Le unità russe hanno inoltre migliorato le proprie posizioni tattiche in più direzioni, colpendo brigate meccanizzate, aviotrasportate e unità della Guardia nazionale ucraina. Distrutti anche mezzi corazzati, sistemi di artiglieria e depositi logistici, elementi cruciali per la capacità operativa del regime di Kiev.

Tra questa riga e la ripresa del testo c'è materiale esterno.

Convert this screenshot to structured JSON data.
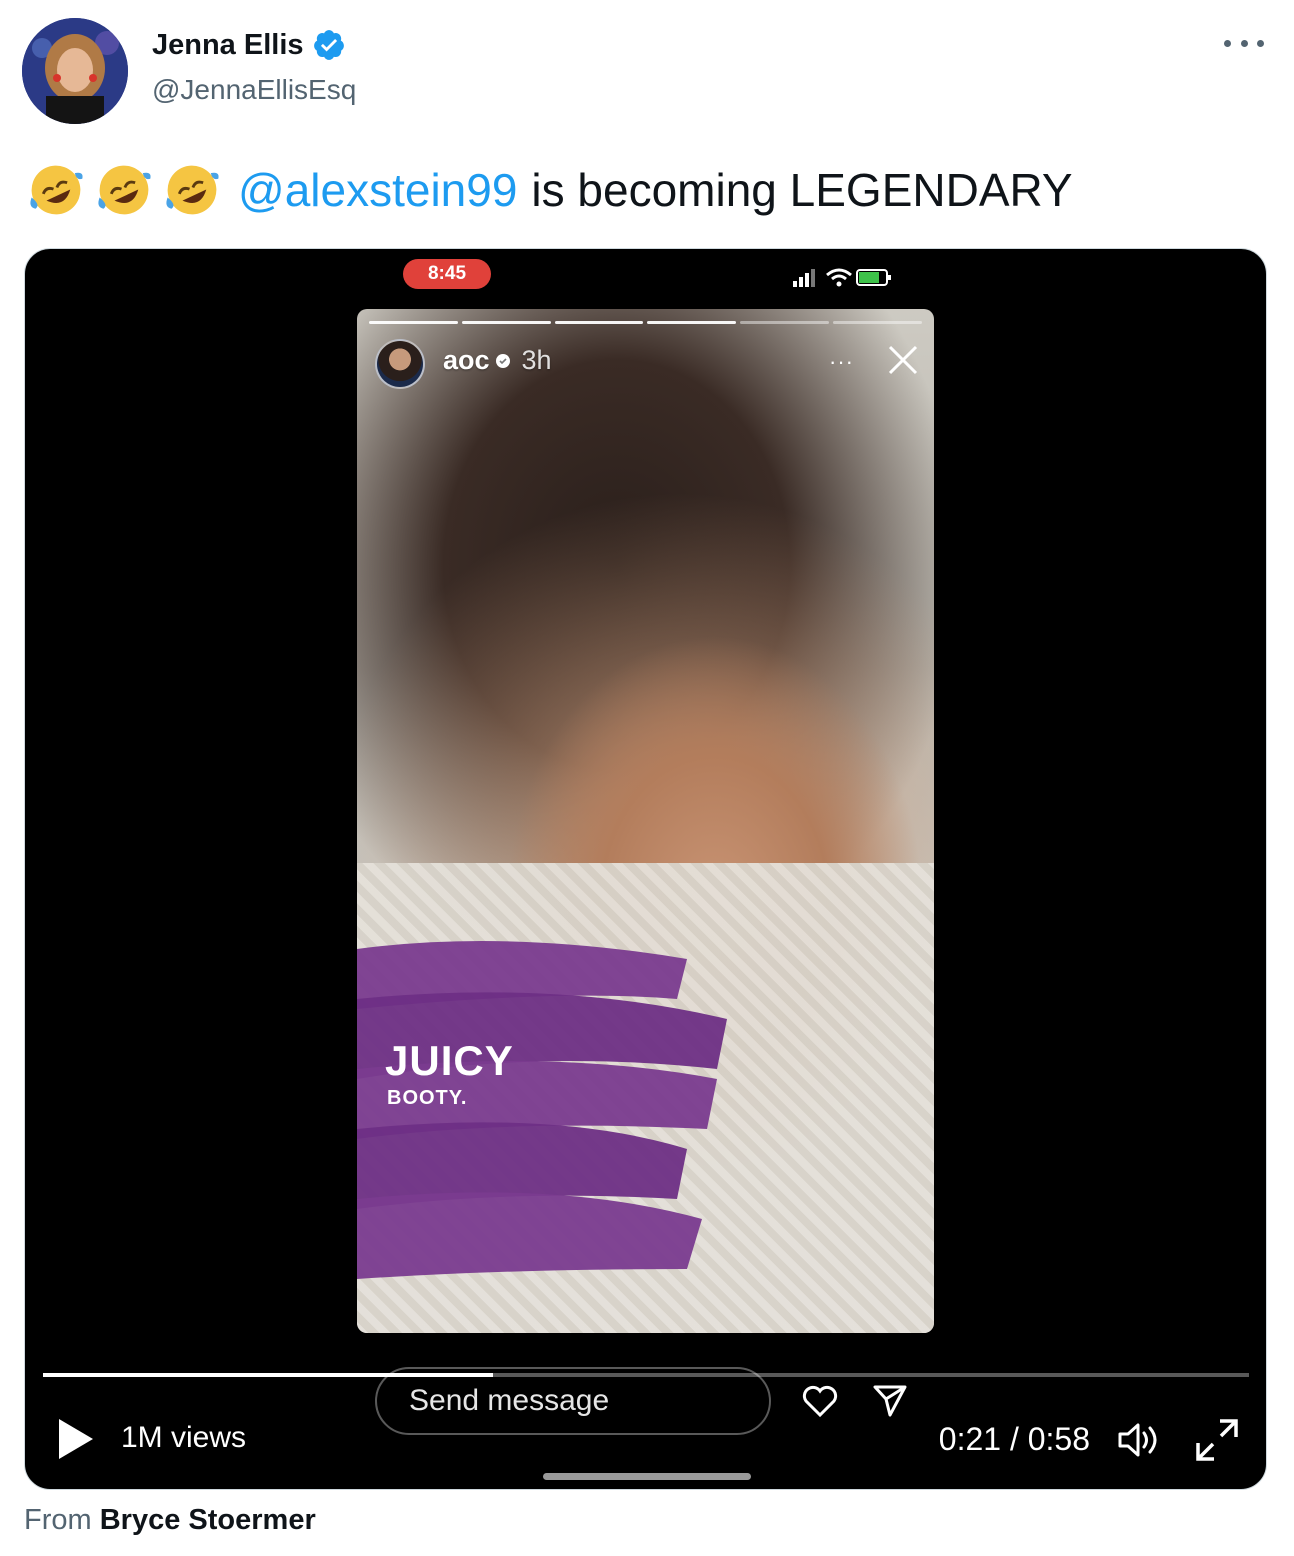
{
  "author": {
    "display_name": "Jenna Ellis",
    "handle": "@JennaEllisEsq",
    "verified": true
  },
  "tweet": {
    "emoji": [
      "rolling-on-floor-laughing",
      "rolling-on-floor-laughing",
      "rolling-on-floor-laughing"
    ],
    "mention": "@alexstein99",
    "text": "is becoming LEGENDARY"
  },
  "video": {
    "status_time": "8:45",
    "story": {
      "username": "aoc",
      "age": "3h",
      "more": "···",
      "caption_large": "JUICY",
      "caption_small": "BOOTY.",
      "send_message": "Send message"
    },
    "views": "1M views",
    "time_display": "0:21 / 0:58",
    "progress": 0.373
  },
  "footer": {
    "from_prefix": "From",
    "from_name": "Bryce Stoermer"
  },
  "colors": {
    "link": "#1d9bf0",
    "secondary_text": "#536471",
    "verified": "#1d9bf0",
    "paint": "#7a3b8f"
  }
}
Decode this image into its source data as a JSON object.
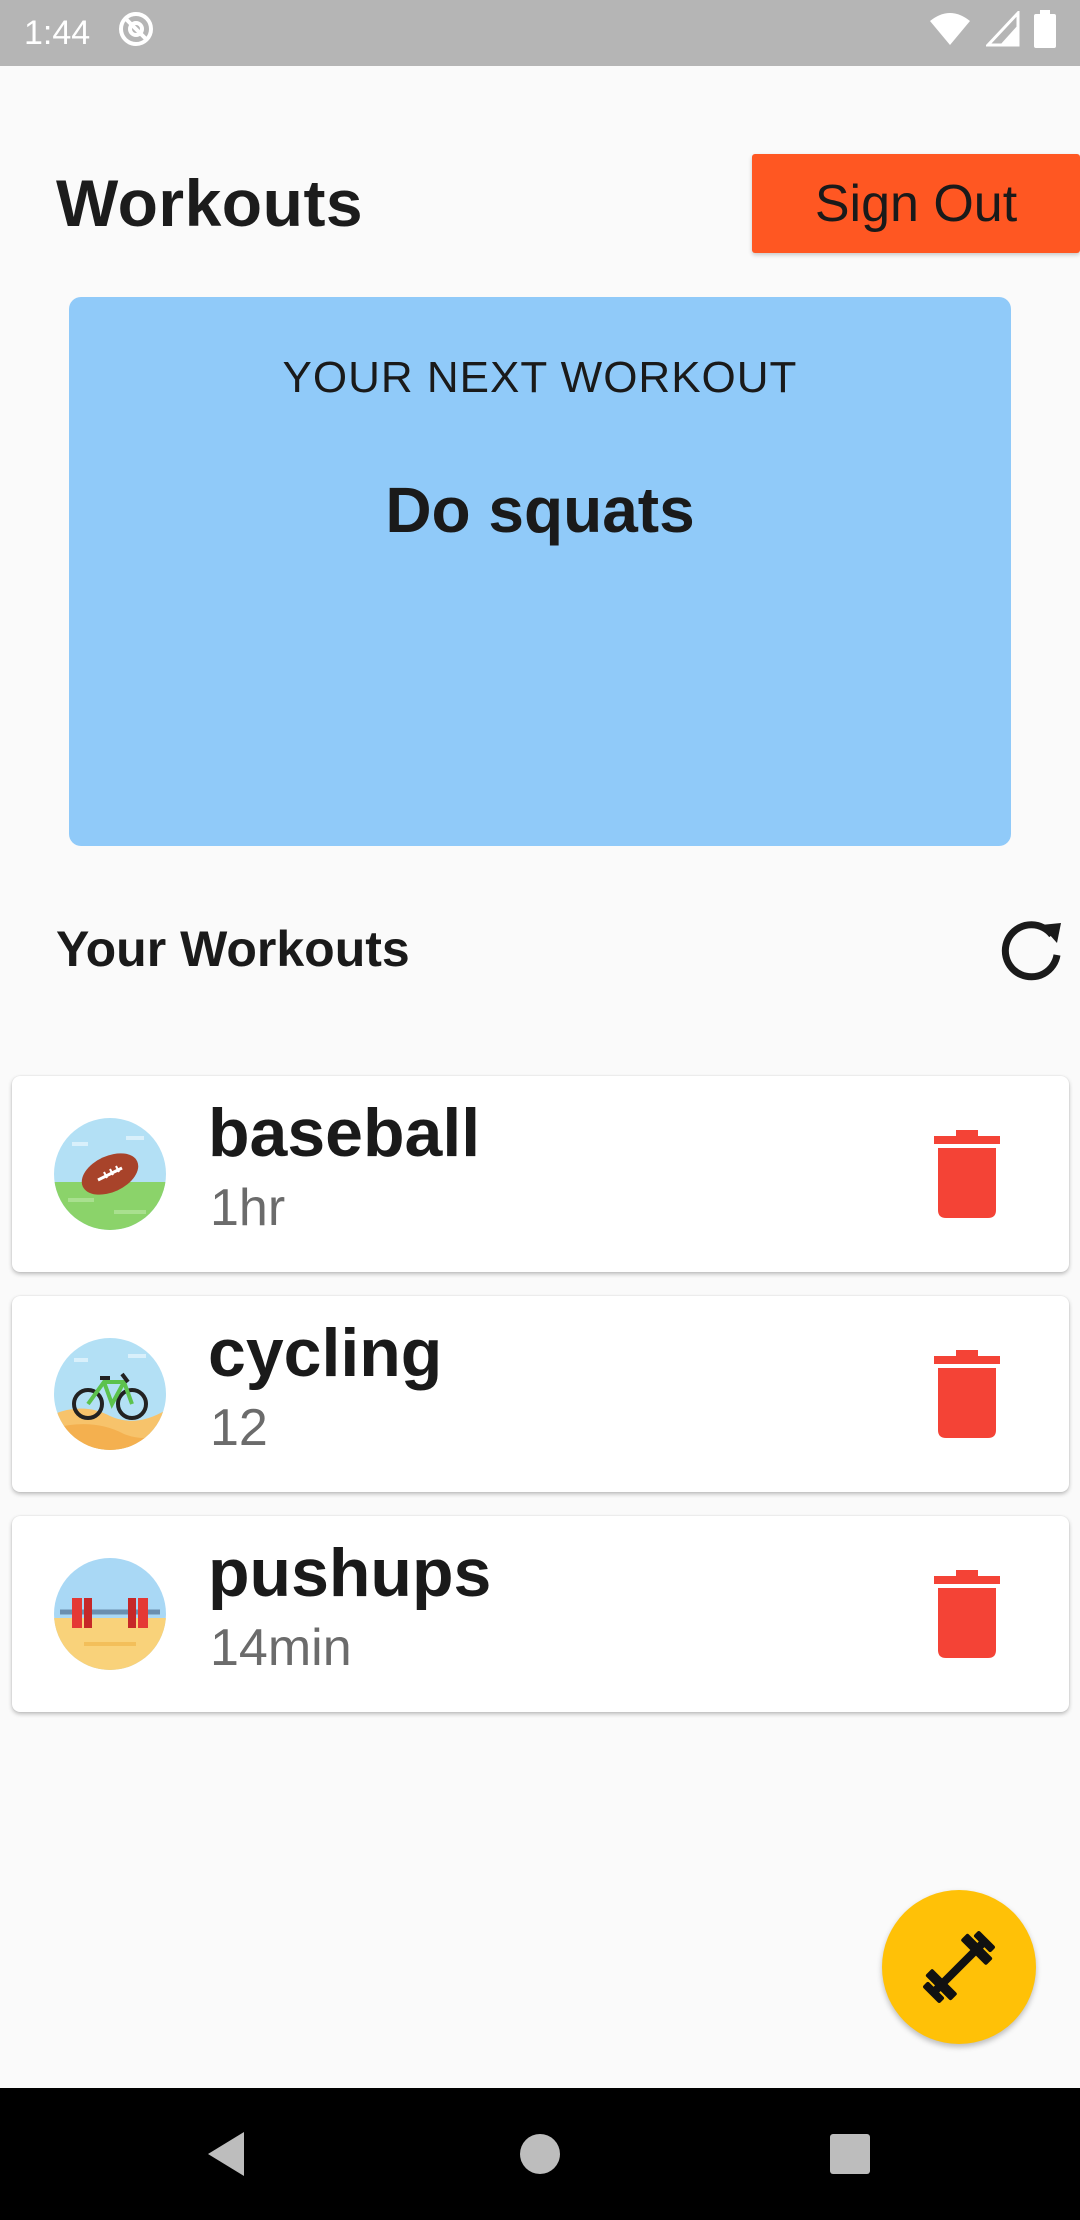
{
  "status_bar": {
    "time": "1:44"
  },
  "header": {
    "title": "Workouts",
    "sign_out_label": "Sign Out"
  },
  "next_workout": {
    "label": "YOUR NEXT WORKOUT",
    "title": "Do squats"
  },
  "workouts_section": {
    "title": "Your Workouts"
  },
  "workouts": [
    {
      "name": "baseball",
      "duration": "1hr",
      "icon": "football-field-icon"
    },
    {
      "name": "cycling",
      "duration": "12",
      "icon": "bicycle-icon"
    },
    {
      "name": "pushups",
      "duration": "14min",
      "icon": "barbell-beach-icon"
    }
  ],
  "colors": {
    "sign_out_bg": "#ff5722",
    "card_bg": "#90caf9",
    "delete_red": "#f44336",
    "fab_bg": "#ffc107"
  }
}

Particolarmente rilevante è l’estensione degli attacchi alle infrastrutture strategiche: Mosca riferisce di aver colpito siti energetici e nodi di trasporto utilizzati dall’esercito ucraino, oltre a basi temporanee e presenze di combattenti stranieri in oltre 140 località.

Sul piano tecnologico, la difesa aerea russa rende noto di aver intercettato più di 300 droni ucraini in un solo giorno, segno di una guerra sempre più dominata da sistemi senza pilota e da una pressione costante su più livelli. Il quadro complessivo suggerisce un notevole logoramento delle forze ucraine e una perdita di iniziativa sul terreno.

In questo contesto, appare sempre più evidente come la leadership del regime di Kiev continui a sostenere uno sforzo bellico ormai compromesso, prolungando un conflitto per procura contro la Russia che ormai è perduto, con costi umani elevatissimi per la popolazione ucraina.